Les partisans passeront-ils l'éponge?


La Presse.ca, La Presse Débats, mardi 8 janvier 2013.
Comment réagissez-vous à la fin du lock-out dans la LNH? Croyez-vous que les partisans vont facilement pardonner au Canadien, aux joueurs et à la ligue ce conflit qui les a privés de hockey pendant quatre mois?
ON PEUT VIVRE SANS HOCKEY
Geoff Molson déclarait que Montréal avait besoin de hockey : « Ça fait partie de notre culture, ça fait partie de nous.» Peut-être, mais n'exagérons rien.
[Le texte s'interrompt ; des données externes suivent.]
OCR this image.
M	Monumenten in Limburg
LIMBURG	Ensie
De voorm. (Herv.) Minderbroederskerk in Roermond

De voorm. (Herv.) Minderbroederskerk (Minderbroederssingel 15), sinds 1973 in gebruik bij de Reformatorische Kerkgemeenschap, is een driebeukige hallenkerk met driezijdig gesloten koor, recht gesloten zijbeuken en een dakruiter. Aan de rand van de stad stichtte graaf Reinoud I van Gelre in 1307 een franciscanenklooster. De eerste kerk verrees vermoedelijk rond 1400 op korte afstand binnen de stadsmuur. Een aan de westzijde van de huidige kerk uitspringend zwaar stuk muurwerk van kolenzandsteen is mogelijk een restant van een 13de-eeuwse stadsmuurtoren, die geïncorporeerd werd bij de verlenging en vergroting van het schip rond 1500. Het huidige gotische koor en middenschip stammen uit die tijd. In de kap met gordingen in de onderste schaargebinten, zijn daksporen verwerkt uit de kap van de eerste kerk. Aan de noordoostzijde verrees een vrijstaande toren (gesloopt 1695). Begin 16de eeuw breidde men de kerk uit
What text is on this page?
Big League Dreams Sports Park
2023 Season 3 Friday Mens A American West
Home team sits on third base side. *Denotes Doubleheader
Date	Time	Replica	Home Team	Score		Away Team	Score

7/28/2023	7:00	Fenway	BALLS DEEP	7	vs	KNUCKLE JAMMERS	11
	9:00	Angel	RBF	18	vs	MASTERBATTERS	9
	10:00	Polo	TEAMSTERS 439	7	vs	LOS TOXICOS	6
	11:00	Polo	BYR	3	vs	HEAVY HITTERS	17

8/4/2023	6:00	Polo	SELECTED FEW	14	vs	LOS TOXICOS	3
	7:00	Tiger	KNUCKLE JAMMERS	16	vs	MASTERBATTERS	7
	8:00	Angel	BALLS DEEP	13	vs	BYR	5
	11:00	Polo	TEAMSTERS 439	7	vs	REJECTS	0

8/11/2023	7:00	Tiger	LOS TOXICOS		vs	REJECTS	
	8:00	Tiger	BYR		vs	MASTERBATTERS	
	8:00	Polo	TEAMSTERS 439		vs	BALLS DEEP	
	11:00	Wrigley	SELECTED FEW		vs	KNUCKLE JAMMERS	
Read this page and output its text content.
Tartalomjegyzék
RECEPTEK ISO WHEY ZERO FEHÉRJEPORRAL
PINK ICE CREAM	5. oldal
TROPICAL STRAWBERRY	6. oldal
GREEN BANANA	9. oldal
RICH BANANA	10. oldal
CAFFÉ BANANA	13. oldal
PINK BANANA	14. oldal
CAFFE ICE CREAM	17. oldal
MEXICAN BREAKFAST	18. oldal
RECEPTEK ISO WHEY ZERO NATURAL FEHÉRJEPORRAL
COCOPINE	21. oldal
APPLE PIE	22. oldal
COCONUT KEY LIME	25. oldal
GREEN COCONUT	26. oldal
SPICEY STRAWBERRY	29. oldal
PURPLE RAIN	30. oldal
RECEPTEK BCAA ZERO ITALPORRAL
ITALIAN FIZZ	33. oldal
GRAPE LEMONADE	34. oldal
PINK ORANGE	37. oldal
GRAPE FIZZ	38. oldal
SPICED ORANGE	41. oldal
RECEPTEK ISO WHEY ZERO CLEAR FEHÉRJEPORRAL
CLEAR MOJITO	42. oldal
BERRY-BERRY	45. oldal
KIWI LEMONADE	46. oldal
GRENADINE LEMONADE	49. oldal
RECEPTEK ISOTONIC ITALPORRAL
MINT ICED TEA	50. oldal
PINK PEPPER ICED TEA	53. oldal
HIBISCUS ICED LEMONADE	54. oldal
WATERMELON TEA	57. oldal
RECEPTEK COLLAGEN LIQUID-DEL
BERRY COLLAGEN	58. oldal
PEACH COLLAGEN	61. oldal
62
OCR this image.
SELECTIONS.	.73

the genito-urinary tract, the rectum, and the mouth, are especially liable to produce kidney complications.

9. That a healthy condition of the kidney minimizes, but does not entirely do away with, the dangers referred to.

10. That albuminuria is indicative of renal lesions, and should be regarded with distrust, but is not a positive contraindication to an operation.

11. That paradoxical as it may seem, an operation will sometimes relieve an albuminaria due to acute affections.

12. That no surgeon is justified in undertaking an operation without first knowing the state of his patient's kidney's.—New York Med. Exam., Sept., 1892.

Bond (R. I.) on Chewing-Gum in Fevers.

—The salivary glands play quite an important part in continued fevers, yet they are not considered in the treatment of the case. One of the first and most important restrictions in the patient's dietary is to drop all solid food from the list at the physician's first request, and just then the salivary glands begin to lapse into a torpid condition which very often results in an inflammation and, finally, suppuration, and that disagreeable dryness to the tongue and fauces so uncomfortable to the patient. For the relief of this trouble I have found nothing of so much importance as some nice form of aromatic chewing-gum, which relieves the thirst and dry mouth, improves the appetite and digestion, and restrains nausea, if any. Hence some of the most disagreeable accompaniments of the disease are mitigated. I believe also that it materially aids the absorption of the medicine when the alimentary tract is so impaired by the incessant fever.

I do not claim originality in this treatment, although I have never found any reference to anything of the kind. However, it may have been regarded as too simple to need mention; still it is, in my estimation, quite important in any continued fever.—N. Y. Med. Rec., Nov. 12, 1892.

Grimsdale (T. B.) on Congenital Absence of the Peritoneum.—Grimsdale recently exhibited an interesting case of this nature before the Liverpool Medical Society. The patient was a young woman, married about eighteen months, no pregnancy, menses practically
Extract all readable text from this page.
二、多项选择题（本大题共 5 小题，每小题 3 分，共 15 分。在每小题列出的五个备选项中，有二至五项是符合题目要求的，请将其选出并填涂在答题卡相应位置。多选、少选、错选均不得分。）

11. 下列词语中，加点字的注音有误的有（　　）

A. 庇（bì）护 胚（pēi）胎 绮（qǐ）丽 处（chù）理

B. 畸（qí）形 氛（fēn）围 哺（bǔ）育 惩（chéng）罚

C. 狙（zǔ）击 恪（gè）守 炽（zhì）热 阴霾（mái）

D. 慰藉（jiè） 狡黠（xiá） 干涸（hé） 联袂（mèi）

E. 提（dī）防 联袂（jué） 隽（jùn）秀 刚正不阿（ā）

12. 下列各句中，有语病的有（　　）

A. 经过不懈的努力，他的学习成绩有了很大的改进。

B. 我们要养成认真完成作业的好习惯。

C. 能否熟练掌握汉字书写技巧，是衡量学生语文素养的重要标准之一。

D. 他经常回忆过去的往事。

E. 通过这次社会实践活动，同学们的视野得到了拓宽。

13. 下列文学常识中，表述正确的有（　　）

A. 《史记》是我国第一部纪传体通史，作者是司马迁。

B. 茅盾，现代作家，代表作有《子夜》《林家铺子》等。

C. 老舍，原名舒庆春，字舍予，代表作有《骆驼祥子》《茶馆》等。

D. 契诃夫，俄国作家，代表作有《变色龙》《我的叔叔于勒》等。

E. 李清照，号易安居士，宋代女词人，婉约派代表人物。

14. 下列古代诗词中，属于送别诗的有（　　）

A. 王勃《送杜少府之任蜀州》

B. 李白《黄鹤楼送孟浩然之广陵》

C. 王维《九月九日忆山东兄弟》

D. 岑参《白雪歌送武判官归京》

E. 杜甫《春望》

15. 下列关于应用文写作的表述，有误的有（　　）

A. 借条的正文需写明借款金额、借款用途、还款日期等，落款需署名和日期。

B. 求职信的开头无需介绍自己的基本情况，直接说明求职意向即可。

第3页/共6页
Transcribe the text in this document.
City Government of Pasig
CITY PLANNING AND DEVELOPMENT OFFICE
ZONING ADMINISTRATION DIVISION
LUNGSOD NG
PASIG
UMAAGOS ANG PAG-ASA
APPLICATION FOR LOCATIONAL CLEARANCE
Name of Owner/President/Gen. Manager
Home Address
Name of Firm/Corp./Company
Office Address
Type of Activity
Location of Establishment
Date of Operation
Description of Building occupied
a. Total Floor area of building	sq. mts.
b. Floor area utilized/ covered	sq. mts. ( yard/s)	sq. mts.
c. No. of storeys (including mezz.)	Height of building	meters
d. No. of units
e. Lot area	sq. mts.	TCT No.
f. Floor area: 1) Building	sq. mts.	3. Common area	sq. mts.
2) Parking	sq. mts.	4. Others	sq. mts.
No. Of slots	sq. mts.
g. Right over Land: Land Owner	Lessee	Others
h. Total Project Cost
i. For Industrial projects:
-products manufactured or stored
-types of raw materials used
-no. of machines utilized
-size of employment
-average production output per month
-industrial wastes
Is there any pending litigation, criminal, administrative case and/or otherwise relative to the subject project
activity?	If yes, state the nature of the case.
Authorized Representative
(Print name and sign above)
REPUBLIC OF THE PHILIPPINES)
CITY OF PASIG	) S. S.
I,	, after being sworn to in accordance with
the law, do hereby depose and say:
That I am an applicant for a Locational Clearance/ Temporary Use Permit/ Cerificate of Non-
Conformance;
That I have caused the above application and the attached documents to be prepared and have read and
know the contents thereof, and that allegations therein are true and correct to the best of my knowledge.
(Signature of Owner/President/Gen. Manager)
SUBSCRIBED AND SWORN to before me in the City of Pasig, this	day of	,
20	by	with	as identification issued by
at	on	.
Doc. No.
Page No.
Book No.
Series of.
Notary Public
Montréal peut vivre sans hockey et l'économie du Québec ne dépend pas du Canadien. En 2006, trois économistes américains (Baade, Baumann et Matheson) publiaient une étude sur les conséquences économiques des grèves et des arrêts de travail dans le sport professionnel. Ils ont observé qu'aucune des six nouvelles franchises ou des huit nouveaux stades construits dans l'État de la Floride depuis 1980, pas plus que les nombreux arrêts de travail qui ont marqué les divers sports professionnels depuis, n'ont généré d'augmentation ou de diminution statistiquement significative des revenus de la taxe de vente. Bref, l'arrêt de travail de la LNH aura peut-être privé les Québécois d'un sport qu'ils aiment, mais nous pouvons vivre sans hockey professionnel et nous savons nous divertir autrement. Soyez sans crainte, l'avenir du économique du Québec n'a rien à voir avec le dossier P.K. Subban, ni avec le chiffre d'affaires des tenanciers de bar à proximité du centre Bell. Le hockey est essentiellement un business qui doit maintenant reconquérir le cœur des fans qui ont pu goûter, pendant quatre mois, à une offre récréative concurrente.